122. Cet article sera lu conjointement avec l’article 2(3)(a) du PIDCP, l’article 1(h)
du Protocole de la CEDEAO sur la démocratie et l’article 8 de la DUDH qui
disposent respectivement que :
« Les États Parties s’engagent à Garantir que toute personne dont les
droits et libertés reconnus dans le présent Pacte auront été violés,
disposera d’un recours utile, alors même que la violation aurait été
commise par des personnes agissant dans l’exercice de leurs fonctions
officielles ».
« …tout individu ou toute organisation a la faculté de se faire assurer cette
garantie par les juridictions de droit commun ou par une juridiction spéciale
ou par toute Institution nationale créée dans le cadre d’un Instrument
international des Droits de la Personne ».
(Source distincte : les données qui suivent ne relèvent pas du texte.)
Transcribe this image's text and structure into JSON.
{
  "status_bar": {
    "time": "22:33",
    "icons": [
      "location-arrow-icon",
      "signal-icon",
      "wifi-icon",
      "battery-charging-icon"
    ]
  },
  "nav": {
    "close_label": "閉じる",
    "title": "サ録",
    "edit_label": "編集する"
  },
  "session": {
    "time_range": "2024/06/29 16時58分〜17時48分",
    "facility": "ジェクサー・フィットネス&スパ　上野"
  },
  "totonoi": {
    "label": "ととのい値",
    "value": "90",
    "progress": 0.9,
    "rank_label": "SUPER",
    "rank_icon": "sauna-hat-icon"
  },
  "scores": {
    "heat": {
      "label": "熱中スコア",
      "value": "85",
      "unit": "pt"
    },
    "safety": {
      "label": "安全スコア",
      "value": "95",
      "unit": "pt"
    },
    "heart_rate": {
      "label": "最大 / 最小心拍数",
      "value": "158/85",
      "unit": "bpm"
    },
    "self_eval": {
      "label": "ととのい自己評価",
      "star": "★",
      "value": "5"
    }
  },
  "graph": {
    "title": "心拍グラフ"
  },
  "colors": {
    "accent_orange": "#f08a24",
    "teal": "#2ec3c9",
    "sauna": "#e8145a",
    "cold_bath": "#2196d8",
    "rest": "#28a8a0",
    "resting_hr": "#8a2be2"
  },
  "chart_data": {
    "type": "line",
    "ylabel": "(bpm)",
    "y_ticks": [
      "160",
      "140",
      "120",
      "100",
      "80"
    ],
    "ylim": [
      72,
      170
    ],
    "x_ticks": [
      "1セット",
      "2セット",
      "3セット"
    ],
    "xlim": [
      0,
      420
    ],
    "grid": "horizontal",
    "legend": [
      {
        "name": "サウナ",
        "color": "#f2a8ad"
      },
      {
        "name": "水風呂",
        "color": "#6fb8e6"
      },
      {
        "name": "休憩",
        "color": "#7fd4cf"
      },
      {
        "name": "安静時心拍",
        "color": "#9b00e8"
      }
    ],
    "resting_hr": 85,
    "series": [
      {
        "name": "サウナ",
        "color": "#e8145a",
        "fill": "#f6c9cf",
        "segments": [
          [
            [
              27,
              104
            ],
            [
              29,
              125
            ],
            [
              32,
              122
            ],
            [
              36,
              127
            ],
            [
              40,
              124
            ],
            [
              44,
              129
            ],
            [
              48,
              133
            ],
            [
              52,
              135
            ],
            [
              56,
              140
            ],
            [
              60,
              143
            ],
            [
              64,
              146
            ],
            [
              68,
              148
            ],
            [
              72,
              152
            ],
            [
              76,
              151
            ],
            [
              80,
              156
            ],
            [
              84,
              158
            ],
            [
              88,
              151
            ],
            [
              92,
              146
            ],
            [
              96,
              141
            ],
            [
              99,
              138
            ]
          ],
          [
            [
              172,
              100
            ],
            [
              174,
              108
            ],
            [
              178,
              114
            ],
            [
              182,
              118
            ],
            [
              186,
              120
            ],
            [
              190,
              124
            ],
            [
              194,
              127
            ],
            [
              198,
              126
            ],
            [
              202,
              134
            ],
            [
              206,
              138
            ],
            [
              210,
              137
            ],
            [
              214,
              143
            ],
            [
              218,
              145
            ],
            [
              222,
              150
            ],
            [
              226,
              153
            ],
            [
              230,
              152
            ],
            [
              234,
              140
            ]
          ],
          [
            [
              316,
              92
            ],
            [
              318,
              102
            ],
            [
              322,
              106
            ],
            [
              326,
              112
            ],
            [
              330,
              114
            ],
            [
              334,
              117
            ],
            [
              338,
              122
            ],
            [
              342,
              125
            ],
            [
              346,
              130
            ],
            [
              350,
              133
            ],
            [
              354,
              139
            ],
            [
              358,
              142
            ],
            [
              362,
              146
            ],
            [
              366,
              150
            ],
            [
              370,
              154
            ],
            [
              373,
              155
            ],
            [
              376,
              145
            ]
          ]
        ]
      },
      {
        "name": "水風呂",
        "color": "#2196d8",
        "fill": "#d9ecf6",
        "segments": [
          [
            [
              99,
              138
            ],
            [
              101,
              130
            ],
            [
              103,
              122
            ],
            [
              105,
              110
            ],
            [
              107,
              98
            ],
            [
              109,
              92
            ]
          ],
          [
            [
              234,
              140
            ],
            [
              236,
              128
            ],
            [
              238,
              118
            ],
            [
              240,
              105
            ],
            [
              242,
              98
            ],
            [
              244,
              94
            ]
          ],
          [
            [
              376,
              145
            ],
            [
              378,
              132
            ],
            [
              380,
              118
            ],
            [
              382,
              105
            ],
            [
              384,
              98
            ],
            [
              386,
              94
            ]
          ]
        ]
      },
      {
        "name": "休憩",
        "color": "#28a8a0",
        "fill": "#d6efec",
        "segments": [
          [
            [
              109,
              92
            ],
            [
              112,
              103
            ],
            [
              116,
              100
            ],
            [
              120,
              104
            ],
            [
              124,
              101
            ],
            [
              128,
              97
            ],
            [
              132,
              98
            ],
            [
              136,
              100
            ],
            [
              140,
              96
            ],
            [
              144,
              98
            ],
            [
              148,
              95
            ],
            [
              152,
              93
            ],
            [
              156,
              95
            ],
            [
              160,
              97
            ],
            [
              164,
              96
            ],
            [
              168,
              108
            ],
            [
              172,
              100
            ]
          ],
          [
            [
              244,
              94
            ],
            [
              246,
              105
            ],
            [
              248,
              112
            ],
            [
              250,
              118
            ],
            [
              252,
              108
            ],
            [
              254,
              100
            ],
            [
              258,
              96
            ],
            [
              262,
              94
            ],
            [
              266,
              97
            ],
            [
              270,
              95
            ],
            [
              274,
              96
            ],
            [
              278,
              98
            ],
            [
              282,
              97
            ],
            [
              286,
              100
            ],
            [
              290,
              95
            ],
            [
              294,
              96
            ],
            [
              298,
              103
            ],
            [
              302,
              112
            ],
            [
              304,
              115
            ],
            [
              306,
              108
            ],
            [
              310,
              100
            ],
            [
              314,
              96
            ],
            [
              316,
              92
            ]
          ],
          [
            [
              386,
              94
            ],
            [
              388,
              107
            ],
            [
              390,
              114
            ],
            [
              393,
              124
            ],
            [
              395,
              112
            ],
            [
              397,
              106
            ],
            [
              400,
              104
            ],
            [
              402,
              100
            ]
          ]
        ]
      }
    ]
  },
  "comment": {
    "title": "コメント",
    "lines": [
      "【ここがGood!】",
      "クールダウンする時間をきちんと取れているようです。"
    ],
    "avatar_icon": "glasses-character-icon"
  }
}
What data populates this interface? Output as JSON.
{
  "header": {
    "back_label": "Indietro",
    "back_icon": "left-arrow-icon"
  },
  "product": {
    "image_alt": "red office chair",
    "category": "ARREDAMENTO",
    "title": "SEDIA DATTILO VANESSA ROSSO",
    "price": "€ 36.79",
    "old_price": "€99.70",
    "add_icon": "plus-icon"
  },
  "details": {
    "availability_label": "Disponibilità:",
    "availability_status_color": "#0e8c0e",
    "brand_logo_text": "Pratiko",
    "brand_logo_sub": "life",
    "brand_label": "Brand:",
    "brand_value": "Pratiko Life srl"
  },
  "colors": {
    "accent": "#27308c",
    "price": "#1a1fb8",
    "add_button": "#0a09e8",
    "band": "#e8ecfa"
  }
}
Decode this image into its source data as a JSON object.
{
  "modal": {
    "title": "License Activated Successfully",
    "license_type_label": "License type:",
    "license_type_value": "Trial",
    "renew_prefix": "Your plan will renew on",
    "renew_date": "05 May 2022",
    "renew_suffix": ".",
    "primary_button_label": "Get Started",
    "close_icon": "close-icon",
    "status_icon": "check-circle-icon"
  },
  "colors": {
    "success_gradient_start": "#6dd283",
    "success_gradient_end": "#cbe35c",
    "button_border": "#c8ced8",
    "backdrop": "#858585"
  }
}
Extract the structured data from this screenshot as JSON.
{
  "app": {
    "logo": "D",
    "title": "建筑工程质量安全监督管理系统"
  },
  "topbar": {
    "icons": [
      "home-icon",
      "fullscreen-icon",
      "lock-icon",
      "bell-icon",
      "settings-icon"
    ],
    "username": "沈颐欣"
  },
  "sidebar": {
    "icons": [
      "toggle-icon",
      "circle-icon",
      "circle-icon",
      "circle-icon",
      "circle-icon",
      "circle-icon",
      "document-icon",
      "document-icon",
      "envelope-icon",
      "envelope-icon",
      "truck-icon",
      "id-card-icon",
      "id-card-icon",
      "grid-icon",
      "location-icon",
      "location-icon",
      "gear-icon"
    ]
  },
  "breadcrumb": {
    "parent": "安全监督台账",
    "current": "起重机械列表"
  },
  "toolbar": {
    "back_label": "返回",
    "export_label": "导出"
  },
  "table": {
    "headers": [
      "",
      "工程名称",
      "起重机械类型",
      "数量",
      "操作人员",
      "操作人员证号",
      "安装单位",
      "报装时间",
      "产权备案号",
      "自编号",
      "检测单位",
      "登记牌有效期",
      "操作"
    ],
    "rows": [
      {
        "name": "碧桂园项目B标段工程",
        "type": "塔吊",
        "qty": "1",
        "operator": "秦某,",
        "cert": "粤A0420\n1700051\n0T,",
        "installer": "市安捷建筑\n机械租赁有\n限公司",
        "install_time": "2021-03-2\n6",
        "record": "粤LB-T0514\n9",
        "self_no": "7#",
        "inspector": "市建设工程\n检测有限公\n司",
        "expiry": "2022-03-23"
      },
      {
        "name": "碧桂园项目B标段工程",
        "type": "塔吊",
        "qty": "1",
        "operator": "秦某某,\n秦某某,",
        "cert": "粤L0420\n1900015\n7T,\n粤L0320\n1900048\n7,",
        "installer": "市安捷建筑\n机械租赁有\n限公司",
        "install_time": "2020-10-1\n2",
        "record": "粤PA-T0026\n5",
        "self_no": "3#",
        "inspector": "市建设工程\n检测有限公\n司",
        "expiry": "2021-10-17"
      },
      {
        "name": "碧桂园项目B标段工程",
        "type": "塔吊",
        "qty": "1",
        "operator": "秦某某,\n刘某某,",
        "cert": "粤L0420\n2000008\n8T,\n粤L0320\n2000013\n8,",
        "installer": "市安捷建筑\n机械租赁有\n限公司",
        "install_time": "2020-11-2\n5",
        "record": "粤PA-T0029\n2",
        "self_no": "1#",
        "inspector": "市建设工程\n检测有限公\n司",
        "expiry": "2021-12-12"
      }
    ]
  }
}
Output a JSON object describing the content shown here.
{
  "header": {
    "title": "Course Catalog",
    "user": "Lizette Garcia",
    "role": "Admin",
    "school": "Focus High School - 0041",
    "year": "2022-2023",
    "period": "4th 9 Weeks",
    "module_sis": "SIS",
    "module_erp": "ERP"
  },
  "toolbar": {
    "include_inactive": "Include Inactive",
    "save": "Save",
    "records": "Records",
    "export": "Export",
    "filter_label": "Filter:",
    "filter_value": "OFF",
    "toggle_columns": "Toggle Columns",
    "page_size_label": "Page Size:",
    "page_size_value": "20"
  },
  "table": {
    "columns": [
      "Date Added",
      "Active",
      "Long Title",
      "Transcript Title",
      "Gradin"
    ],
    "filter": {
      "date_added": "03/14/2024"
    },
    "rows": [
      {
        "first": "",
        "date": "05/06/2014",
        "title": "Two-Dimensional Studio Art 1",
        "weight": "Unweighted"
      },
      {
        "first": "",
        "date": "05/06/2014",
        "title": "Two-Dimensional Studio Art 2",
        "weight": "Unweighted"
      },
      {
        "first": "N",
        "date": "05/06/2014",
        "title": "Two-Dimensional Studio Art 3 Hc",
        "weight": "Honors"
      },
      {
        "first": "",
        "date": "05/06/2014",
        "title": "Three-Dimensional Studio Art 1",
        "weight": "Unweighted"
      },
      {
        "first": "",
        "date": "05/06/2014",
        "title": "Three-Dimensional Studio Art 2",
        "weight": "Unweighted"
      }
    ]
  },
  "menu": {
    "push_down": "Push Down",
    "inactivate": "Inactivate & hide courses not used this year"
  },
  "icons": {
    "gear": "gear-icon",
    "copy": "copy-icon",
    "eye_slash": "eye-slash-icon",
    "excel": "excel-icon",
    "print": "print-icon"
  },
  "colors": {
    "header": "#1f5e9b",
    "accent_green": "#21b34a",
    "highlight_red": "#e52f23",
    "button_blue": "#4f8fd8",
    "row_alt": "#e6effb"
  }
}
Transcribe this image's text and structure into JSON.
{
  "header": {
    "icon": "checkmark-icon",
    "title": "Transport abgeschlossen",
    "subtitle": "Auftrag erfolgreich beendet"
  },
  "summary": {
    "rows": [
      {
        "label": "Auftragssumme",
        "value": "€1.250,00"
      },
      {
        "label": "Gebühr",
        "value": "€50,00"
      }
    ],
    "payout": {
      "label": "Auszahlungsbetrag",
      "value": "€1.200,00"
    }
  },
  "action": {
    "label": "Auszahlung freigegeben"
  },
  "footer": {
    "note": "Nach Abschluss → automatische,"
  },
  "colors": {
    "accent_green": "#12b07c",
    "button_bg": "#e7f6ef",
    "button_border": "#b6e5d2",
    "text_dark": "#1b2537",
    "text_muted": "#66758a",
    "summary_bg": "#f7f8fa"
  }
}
« Toute personne a droit à un recours effectif devant les juridictions
nationales compétentes contre les actes violant les droits fondamentaux
qui lui sont reconnus par la constitution ou par la loi ».
123. La Cour rappelle que le droit à un recours effectif comporte trois (3) volets.
Premièrement, le recours doit être efficace. Cela signifie qu’il ne doit pas
être formel mais doit être de nature à réparer des violations des droits
fondamentaux. Cela implique que la personne concernée a un accès réel à
un tribunal. Deuxièmement, le champ d’application couvert par la
disposition doit se rapporter aux lois, conventions, règlements et coutumes.
Troisièmement, l’organe compétent saisi des allégations de violations de
droits fondamentaux doit être un organe judiciaire.
124. La Cour estime qu’il importe, par conséquent, de savoir si la législation de
l’État défendeur permet aux citoyens et aux magistrats de faire valoir en
justice leurs droits.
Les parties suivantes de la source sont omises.